Jake and I moved cows all day today.  I really feel like I missed my calling in cattle psychology.  I really like to move cattle and try to figure out why they move in the direction they do and reasons they move easier.  I really don't know all the answers, but still enjoy the study.  It was 80 degrees today with a strong wind.  I took the kids to the carpool for school. Jake checked his cows and I went for the vaccines, pour on and more milk replacer (more on this later).  When I got back to the ranch Jake and I headed out on the 4-wheelers to move pairs to other pastures.

It was then I started thinking about the similarities of moving cattle to field trips of students.  We moved through the pasture quietly just looking around for pairs.

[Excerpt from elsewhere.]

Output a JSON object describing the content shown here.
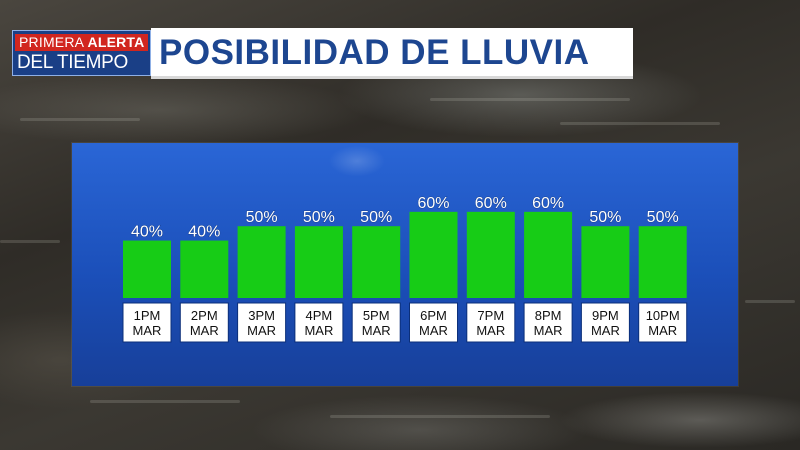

Because of the movement this will cause a "pair up".  A "pair up" is just the cows and calves finding each other.  This is a lot like a field trip, when you make students find a buddy.  There is really no reason to get involved as a teacher.  You just sit back and let them find their own partners.  In my earlier years of teaching I would have chosen partners for the students and had them typed up.  Then I realized high school students will not conform to your partnership requests.

We then try to start taking groups of pairs towards the barn, where we could vaccinate and de-worm them before taking them out to pasture.  While moving cattle you easily find three groups of cows, similar to the three groups of people you find in life.  You have the leaders, the followers and then you have the third group of wanderers. The similarities of the cattle mover and the teacher is that it is easy to direct leaders and even followers to a final destination.  As for the wanderers, they are difficult to get to go anywhere.

We had to haul these calves to a different pasture.  When we haul you have to split the cows and calves. To keep from injuring the calves we haul the cows in the front compartment and calves in the back.  It also is important to make sure you have all the mama cows matched correctly to the calves you are moving.  You do not separate a mama from her baby.  They do not like to be separated.

After lunch we worked the sixty bull that would really like to be turned in with the cows after a long winter, for obvious reasons.  Jake made some male prison comparisons that will not be shared on this blog.  You can read about them on his blog though (enter sarcasm).